What does it take to improve speed to happiness in customer service?

It involves creating a more efficient and effective support process to meet customer needs quickly and satisfactorily.

Here are nine steps to achieve this.

1. Understand Customer Expectations

Understand that ASAP is not a timeline. You need to know what is acceptable for your customers.

Gather customer feedback to understand their expectations regarding resolution times and issue resolution. Conduct surveys, analyze customer complaints, and review past interactions to identify common pain points.

2. Set Clear Serie Level Agreements (SLAs)

SLAs are more for your internal teams than for your customers. Ensure it challenges your team to provide faster services without compromising the quality of service.

Define clear SLAs for response and resolution times. I’d say focus more on the response times, as that would give the necessary reassurances to your customers.

Keep customers informed about the status of their requests, even if there are no updates. Set expectations for when they can expect a resolution and follow up to ensure satisfaction.

Also, ensure that SLAs are realistic and based on customer expectations.

3. Implement Omnichannel Support

Ensure you are present in all your customers’ preferred channels – phone, email, chat, mobile apps, website, social media, and self-service options.

Integrate all the channels where you are present for your customer interactions to be seamless across all channels. Besides, it would offer your customer support personnel a single view of your customers across all channels.

4. Streamline Ticketing and Case Management

Use a robust helpdesk software to track and manage customer inquiries efficiently. Assign tickets to appropriate agents or teams based on their expertise, workload, or priority.

Categorize customer inquiries based on urgency and complexity. Prioritize high-impact and time-sensitive issues, ensuring they receive immediate attention.

5. Self-Service Is the Way to Go

Over 50% of your customer requests are routine, mundane, and repetitive. You don’t really need a human agent to address those queries.

Use self-service options like FAQs, knowledge base, or conversational bots to handle common requests with an ability for your customers to reach live agents easily anytime during the interaction.

6. Empower Your Customer Service Teams

Empower your customer service teams to make decisions and resolve issues in your customer’s favor without constant approval.

Allow discretionary spending to a particular value for your agents to do things in favor of the customers. For instance, Ritz Carlton allows a discretionary spend of $2000 to all its employees as long as they spend it to benefit the customers.

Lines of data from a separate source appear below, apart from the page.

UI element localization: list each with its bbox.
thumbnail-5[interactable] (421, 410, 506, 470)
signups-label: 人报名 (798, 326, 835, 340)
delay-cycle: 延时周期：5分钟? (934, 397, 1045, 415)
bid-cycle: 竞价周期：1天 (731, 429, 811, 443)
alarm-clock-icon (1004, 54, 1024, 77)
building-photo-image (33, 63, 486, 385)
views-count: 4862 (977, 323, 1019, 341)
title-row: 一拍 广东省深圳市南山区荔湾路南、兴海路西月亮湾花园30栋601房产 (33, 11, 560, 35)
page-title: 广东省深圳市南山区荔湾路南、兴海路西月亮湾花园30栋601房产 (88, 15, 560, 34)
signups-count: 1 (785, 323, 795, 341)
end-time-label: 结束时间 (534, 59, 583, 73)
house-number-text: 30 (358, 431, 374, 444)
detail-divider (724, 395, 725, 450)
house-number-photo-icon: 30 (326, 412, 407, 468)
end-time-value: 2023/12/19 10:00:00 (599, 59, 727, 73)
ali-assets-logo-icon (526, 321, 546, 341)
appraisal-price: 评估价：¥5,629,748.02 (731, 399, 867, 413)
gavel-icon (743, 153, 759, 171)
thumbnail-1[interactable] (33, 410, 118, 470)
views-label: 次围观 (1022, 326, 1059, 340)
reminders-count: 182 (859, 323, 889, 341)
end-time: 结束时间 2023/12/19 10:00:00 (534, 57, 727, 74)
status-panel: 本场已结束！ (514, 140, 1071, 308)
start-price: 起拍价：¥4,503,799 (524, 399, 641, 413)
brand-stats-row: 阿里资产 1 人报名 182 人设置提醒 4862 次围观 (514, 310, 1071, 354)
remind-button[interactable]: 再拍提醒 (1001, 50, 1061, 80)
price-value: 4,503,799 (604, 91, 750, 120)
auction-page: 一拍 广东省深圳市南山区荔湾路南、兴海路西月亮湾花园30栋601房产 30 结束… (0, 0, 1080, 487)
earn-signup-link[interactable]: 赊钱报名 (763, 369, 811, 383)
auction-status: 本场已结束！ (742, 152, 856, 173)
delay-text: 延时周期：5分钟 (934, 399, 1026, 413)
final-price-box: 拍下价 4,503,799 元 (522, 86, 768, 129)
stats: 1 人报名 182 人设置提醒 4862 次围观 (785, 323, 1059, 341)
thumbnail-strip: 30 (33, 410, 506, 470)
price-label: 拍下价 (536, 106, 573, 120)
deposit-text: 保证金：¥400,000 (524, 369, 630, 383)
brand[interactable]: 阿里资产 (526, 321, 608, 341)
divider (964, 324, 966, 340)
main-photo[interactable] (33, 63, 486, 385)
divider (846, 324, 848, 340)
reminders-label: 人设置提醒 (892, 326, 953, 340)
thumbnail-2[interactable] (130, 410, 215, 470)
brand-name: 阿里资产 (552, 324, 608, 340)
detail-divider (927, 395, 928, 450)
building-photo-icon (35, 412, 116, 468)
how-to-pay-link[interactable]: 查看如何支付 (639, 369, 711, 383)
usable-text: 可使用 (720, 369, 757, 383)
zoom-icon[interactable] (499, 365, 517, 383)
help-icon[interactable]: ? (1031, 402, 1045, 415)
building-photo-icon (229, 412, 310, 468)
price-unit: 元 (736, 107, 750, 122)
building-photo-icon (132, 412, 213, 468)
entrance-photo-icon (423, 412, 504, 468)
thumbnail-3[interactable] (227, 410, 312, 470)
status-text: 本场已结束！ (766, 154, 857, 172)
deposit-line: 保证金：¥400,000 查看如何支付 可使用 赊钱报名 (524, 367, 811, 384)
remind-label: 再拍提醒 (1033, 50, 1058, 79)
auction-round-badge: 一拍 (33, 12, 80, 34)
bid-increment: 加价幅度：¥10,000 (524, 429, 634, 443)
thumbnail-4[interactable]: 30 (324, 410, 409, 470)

Besides, invest in ongoing training for your customer service agents to enhance their skills and product knowledge.

7. Monitor and Analyze Performance

Continuously monitor key performance metrics, such as response time, resolution time, customer satisfaction scores (CSAT), Net Promoter Score (NPS), Customer Effort Score (CES), and customer churn rate.

These metrics would allow you to analyze data to identify bottlenecks and areas for improvement.

8. Encourage Customer Feedback

Create mechanisms for customers to provide feedback on their service experiences. Use this feedback to make necessary adjustments and show customers their opinions matter.

9. Regularly Reassess and Adapt

Customer expectations and business conditions change over time. Periodically revisit your customer service strategy and adapt it to meet evolving needs.


These nine steps can help you improve the speed to happiness in customer service, leading to higher customer satisfaction and loyalty.

Remember, excellence in customer service is an ongoing process that requires continuous refinement and adaptation.

The speed in customer service helps you fix the customer and not just the problems. Once there is agility, your customers will always want to return to you.